I'm trying to applying the law of sinus in this triangle to get the angle of A. However when I do that I find myself having to do the $sin^{-1} 1.59$ to get A.
This is obtained by having $\dfrac{22}{A} = \dfrac{12}{60}$.
The problem is that it does not work $sin^{-1} 1.59$ gives me a an error 2 message on my calculator. How can I get the angle A if this does not work.
By the law of sines, $$ \frac{22}{\sin A}=\frac{12}{\sin 60^\circ} $$ which yields $$ \sin A = \frac{11\sqrt{3}}{12}\approx 1.59$$ contradiction, since $\sin A$ can't be greater than $1$.

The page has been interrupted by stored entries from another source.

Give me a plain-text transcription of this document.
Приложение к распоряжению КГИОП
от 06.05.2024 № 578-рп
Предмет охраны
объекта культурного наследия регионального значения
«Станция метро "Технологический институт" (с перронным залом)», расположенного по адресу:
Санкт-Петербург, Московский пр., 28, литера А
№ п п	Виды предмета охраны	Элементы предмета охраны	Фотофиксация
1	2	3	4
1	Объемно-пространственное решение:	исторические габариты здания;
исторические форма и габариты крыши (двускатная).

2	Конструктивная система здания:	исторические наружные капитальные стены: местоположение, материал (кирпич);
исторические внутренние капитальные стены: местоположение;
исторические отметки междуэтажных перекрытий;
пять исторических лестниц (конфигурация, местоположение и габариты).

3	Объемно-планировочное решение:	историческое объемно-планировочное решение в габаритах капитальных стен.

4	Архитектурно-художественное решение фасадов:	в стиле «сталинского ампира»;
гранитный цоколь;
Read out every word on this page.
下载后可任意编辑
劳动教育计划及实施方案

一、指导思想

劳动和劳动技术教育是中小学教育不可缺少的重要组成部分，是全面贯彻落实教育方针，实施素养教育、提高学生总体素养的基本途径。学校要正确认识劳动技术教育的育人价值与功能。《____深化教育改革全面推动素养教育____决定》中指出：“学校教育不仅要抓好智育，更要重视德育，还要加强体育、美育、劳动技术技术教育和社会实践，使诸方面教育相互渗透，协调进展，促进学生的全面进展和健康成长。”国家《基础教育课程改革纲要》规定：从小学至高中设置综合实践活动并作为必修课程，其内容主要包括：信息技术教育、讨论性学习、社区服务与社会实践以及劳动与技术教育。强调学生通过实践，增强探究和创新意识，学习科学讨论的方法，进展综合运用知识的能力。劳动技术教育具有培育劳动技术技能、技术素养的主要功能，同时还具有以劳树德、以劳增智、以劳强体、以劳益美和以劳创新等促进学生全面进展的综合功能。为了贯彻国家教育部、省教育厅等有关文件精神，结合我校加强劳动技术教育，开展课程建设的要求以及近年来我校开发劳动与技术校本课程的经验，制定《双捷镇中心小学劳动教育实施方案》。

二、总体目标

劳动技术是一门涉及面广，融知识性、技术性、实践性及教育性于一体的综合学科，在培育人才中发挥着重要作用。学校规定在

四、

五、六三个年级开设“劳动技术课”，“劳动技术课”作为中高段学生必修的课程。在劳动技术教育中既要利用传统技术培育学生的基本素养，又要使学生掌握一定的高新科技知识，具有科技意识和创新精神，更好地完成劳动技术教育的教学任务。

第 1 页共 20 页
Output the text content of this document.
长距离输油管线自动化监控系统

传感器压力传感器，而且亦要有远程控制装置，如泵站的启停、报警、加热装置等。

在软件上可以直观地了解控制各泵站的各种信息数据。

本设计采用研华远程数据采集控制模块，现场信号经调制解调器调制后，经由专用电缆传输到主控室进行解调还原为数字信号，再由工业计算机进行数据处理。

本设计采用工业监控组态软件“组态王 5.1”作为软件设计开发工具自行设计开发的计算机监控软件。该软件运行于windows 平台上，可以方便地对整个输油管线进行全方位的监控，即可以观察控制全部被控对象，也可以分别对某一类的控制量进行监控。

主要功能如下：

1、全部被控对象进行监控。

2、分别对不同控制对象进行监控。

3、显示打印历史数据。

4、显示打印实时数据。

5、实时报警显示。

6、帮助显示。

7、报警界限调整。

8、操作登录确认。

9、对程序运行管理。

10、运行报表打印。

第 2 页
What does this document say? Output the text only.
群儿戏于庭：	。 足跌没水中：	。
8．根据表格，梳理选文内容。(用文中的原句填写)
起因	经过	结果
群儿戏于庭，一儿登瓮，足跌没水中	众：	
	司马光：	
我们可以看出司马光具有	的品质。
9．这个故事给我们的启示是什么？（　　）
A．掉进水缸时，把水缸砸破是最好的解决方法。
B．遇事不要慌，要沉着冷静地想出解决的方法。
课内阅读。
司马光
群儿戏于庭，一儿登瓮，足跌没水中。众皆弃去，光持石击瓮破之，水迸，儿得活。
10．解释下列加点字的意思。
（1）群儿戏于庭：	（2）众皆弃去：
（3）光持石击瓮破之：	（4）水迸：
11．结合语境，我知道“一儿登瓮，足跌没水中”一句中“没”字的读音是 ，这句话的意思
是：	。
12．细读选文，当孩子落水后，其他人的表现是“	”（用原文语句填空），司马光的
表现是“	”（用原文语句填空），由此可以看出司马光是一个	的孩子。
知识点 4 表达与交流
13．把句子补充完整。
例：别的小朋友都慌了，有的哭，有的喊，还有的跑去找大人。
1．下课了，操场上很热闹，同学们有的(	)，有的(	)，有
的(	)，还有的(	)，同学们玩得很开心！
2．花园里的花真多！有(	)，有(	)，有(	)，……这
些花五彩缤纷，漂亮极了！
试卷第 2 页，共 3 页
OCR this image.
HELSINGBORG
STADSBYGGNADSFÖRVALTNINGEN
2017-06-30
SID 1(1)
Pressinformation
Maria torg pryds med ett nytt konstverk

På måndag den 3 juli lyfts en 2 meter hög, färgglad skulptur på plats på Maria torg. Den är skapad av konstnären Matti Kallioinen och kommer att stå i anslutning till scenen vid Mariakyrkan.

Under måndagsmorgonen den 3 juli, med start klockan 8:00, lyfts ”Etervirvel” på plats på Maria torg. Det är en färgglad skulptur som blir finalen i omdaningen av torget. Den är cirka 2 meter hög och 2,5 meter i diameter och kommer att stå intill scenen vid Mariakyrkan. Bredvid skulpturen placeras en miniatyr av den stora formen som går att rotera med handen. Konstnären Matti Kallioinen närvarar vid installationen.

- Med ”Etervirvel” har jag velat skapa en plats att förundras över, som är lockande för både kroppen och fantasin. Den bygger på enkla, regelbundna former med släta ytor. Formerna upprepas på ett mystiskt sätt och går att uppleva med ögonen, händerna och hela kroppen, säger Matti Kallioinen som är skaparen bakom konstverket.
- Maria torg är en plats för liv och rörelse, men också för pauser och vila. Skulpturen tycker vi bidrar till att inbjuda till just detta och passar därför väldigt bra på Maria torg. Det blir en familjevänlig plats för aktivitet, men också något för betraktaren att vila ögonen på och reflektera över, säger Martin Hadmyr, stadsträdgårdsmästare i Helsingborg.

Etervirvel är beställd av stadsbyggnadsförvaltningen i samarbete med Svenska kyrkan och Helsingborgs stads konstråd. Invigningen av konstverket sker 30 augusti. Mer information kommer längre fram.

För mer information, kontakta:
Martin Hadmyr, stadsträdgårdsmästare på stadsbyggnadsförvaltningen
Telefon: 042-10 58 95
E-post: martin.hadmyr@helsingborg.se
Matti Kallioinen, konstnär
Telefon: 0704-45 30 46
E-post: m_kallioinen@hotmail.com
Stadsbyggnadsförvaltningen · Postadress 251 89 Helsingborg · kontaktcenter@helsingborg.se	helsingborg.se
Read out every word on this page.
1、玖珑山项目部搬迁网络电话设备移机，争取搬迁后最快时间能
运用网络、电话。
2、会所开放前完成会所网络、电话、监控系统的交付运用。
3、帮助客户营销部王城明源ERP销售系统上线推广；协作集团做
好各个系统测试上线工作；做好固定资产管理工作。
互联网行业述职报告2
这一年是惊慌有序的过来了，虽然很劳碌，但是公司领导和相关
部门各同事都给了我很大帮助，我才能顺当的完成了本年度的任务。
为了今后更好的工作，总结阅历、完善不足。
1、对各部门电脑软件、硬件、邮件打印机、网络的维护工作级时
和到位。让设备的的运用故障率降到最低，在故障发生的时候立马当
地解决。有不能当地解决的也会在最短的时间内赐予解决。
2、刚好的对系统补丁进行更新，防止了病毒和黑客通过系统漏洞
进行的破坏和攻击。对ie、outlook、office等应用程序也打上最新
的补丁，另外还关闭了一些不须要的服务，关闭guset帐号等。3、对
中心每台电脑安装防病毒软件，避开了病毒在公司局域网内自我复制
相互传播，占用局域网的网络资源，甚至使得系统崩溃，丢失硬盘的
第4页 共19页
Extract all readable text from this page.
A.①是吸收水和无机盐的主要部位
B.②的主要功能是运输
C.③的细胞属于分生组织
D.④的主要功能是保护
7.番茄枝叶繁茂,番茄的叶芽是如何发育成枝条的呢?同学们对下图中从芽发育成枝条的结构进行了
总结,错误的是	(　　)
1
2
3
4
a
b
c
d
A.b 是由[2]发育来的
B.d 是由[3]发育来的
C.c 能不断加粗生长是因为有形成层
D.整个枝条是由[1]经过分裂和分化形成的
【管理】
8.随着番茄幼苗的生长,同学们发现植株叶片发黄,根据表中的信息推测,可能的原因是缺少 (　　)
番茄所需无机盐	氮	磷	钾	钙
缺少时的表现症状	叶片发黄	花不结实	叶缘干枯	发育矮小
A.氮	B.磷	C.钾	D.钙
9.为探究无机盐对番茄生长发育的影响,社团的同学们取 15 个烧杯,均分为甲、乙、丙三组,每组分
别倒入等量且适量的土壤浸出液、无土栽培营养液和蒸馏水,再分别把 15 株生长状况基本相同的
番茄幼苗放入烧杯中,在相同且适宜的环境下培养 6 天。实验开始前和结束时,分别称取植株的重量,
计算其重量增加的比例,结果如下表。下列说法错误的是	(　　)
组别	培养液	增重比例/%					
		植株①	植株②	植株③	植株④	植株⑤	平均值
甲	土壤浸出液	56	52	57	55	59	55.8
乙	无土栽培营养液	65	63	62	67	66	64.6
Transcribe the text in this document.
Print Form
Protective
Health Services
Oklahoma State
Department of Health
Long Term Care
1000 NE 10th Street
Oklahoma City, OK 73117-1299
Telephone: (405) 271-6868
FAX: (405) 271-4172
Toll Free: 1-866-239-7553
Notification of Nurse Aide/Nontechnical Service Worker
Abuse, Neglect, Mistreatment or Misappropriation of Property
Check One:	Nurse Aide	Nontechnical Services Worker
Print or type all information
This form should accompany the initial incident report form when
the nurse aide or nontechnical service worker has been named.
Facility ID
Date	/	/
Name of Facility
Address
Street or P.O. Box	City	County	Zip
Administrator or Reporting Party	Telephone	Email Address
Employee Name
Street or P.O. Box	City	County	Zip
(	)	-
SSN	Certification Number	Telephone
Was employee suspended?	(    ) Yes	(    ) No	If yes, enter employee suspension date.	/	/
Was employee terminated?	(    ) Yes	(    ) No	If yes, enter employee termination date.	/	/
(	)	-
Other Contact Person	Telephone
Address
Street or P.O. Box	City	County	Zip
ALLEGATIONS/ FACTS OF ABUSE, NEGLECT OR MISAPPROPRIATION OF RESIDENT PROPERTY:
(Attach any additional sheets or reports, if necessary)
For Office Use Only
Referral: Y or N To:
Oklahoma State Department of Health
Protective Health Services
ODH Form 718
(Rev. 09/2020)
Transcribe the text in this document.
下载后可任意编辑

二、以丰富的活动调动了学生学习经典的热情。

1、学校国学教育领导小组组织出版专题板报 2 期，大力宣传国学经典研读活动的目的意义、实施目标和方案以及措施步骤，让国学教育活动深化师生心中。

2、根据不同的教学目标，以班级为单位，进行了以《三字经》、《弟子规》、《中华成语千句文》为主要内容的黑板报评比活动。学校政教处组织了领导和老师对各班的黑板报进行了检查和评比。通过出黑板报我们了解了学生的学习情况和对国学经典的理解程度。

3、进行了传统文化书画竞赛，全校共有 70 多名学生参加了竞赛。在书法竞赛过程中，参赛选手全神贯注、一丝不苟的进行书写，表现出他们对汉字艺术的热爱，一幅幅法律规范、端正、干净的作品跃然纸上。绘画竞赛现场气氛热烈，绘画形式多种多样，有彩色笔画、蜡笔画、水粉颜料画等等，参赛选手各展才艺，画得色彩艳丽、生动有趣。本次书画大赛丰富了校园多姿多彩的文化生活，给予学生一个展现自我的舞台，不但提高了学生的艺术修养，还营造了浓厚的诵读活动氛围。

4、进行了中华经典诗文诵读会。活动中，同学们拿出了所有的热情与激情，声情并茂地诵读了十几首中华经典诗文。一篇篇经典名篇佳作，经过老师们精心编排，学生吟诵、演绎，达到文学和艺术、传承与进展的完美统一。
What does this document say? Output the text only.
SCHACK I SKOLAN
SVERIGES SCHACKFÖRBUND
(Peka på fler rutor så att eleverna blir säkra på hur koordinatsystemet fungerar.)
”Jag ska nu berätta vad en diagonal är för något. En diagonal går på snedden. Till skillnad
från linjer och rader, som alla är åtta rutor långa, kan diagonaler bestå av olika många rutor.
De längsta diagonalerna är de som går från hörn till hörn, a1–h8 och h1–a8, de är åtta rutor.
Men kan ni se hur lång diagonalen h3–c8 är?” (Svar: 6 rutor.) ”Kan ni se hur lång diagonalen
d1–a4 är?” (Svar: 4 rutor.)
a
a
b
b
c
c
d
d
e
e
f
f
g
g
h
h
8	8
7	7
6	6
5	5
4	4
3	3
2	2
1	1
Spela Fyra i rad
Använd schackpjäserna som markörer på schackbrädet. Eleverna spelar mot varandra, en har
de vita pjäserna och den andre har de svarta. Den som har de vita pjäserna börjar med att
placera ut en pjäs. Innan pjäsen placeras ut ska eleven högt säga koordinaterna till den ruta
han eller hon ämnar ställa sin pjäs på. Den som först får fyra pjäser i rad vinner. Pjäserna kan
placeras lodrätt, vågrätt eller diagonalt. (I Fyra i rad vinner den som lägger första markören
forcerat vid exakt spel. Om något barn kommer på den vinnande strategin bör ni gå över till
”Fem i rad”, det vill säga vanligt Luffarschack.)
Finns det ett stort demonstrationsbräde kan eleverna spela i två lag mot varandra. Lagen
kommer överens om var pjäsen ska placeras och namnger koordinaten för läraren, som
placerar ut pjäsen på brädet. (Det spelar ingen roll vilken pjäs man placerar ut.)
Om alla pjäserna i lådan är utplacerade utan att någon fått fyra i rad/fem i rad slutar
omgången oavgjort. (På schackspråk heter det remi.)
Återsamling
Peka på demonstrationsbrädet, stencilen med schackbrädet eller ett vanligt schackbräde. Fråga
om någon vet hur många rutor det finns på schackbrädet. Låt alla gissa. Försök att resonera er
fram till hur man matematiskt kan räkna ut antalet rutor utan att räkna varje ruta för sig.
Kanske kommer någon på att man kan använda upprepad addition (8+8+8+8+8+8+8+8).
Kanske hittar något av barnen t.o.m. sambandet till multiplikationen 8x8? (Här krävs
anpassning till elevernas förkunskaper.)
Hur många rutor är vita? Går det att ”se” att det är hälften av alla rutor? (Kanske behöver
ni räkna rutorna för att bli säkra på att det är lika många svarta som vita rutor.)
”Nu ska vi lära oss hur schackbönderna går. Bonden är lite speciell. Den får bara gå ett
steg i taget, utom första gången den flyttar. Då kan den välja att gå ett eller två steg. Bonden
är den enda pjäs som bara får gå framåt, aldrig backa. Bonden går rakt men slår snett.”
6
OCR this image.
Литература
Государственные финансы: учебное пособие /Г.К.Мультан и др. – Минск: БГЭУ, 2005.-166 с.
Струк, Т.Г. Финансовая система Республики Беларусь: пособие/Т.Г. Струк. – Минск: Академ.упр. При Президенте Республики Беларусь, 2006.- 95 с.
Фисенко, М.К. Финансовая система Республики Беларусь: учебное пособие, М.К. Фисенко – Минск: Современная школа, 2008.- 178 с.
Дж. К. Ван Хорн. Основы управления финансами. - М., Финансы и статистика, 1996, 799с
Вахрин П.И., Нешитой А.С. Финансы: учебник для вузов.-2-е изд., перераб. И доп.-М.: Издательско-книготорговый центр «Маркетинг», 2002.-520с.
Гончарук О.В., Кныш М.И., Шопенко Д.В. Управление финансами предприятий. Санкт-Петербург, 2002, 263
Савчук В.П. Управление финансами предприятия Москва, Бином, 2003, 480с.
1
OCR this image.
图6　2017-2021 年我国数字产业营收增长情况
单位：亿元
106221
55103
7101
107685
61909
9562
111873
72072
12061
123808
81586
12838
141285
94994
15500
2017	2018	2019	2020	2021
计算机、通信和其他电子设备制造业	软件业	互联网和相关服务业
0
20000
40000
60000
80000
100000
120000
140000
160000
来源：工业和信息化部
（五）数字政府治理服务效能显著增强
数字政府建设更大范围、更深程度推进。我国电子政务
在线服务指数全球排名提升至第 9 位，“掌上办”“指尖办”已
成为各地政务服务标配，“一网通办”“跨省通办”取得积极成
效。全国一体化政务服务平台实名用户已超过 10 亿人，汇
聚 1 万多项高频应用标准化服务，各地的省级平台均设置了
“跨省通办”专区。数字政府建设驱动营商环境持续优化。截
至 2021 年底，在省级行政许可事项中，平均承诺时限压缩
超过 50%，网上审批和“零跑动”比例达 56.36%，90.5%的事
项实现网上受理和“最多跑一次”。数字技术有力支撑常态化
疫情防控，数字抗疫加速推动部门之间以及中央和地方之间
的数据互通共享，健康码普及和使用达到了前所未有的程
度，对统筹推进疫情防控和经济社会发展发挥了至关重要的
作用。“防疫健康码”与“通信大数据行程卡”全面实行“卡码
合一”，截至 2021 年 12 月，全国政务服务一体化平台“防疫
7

What it means is that there is no such triangle (i.e., it's a trick question).
To further explain, note that the perpendicular distance from the point $J$ to the line $EA$ is $11\sqrt{3}$ which is more than $12$.
The diagram below visually illustrates the issue . . .
Here is a different approach:
Let side $AE$ be $x$. By the law of cosines,
$$\cos 60º = \frac{22^2 + x^2 - 12^2}{2(22)(x)}$$ $$\Rightarrow \frac{1}{2} = \frac{340+x^2}{44x}$$ $$\Rightarrow \frac{22x}{44x} = \frac{340+x^2}{44x}$$ $$\Rightarrow x^2-22x+340=0 \tag{$x \ne 0$}$$
This has discriminant $\Delta = b^2 - 4ac = (-22)^2 - 4(3)(340) < 0$. Therefore, there is no possible value of $AE$ that satisfies the conditions in the triangle.
When two sides are given along with an angle not included between them ( $60^ {\circ}$ is not given between sides $12$ and $22$),
there are three possible situations:
Let the length of normal be $JX=22\sin 60^{\circ}= 19.05$ approximately.
1) The third side length equals $JX$ in the construction of triangle there is tangential contact at $X$, and two points are coincident.
2) If the side side length $12$ is shorter than $JX$, then real solutions do not exist, as happened in this case.
3) When the given length is more than normal length then there would be two solutions to take (like the two small red circles), it cannot be decided which... it is an ambiguous case.